Sklearn: Text and Numeric features with ColumnTran

2019-07-30 13:55发布

问题:

I'm trying to use SKLearn 0.20.2 to make a pipeline while using the new ColumnTransformer feature. My problem is that when I run my classifier: clf.fit(x_train, y_train) I keep getting the error:

ValueError: all the input array dimensions except for the concatenation axis must match exactly

I have a column of blocks of text called, text. All of my other columns are numerical in nature. I'm trying to use the Countvectorizer in my pipeline and I think that's where the trouble is. Would much appreciate a hand with this.

After I run the pipeline and I check my x_train/y_train it looks like this if helpful (omitting the row numbers that normally show in the left column, and the text column runs taller than is shown in the image).


from sklearn.impute import SimpleImputer
from sklearn.compose import ColumnTransformer
# plus other necessary modules

# mapped to column names from dataframe
numeric_features = ['hasDate', 'iterationCount', 'hasItemNumber', 'isEpic']
numeric_transformer = Pipeline(steps=[
    ('imputer', SimpleImputer(strategy='median'))
])

# mapped to column names from dataframe
text_features = ['text']
text_transformer = Pipeline(steps=[
    ('vect', CountVectorizer())
])

preprocessor = ColumnTransformer(
    transformers=[('num', numeric_transformer, numeric_features),('text', text_transformer, text_features)]
)

clf = Pipeline(steps=[('preprocessor', preprocessor),
                      ('classifier', MultinomialNB())
                     ])

x_train, x_test, y_train, y_test = train_test_split(features, labels, test_size=0.33)
clf.fit(x_train,y_train)

回答1:

I suppose you shouldn't use Pipeline if you need to understand or debug the code. The issue is with your text_transformer.

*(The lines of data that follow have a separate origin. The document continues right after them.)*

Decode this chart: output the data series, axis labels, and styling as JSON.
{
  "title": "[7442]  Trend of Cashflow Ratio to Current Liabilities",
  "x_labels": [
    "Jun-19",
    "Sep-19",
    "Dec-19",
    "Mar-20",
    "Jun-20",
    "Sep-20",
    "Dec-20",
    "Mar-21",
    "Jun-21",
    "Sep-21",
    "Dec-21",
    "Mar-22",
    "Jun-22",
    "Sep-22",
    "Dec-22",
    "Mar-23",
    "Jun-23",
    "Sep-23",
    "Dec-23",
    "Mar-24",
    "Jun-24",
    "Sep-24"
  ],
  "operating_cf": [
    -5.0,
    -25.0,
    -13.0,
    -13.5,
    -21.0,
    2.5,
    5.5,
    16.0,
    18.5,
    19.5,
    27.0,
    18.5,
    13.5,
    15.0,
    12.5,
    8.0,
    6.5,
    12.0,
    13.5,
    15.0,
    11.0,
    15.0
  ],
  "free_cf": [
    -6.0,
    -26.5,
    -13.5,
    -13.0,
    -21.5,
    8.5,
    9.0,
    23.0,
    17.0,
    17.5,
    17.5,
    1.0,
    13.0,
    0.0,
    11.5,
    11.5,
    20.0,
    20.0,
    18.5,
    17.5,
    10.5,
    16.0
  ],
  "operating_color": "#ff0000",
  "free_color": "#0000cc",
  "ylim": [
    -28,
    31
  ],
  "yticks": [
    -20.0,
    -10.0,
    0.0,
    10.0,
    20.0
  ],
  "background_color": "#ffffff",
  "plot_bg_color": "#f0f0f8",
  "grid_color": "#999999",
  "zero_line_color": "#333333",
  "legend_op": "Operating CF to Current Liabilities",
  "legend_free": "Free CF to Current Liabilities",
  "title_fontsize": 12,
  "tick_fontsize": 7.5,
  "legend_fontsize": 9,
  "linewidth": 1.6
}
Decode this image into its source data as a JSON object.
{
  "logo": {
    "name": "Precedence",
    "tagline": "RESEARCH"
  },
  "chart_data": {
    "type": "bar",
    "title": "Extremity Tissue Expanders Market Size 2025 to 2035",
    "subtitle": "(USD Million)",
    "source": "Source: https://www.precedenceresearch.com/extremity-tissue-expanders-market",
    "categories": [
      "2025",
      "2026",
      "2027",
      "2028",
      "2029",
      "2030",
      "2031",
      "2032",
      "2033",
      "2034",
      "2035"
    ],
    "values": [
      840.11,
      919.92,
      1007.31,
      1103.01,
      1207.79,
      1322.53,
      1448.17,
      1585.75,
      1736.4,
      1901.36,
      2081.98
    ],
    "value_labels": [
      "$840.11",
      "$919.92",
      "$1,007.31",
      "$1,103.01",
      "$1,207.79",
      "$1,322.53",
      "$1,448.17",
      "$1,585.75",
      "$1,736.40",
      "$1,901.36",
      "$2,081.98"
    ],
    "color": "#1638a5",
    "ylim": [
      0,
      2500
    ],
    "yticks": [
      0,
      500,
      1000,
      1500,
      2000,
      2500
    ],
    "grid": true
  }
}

The output of numeric_transformer is as expected:

# example
df = pd.DataFrame([['(0,17569)\t1\n(0,8779)\t0\n', 1, 13, 1, 0],
                   ['(0,16118)\t1\n(0,9480)\t1\n', 1, None, 0, 1],
                   ['(0,123)\t1\n(0,456)\t1\n', 1, 15, 0, 0]],
                  columns=('text', 'hasDate', 'iterationCount', 'hasItemNumber', 'isEpic'))

numeric_features = ['hasDate', 'iterationCount', 'hasItemNumber', 'isEpic']
numeric_transformer = SimpleImputer(strategy='median')

num = numeric_transformer.fit_transform(df[numeric_features])

print(num)

#[[ 1. 13.  1.  0.]
# [ 1. 14.  0.  1.]
# [ 1. 15.  0.  0.]]

But text_transformer gives you an array of shape (1, 1). So, you need to figure out, how do you want to transform your text column:

text_features = ['text']
text_transformer = CountVectorizer()

text = text_transformer.fit_transform(df[text_features])

print(text_transformer.get_feature_names())
print(text.toarray())

#['text']
#[[1]]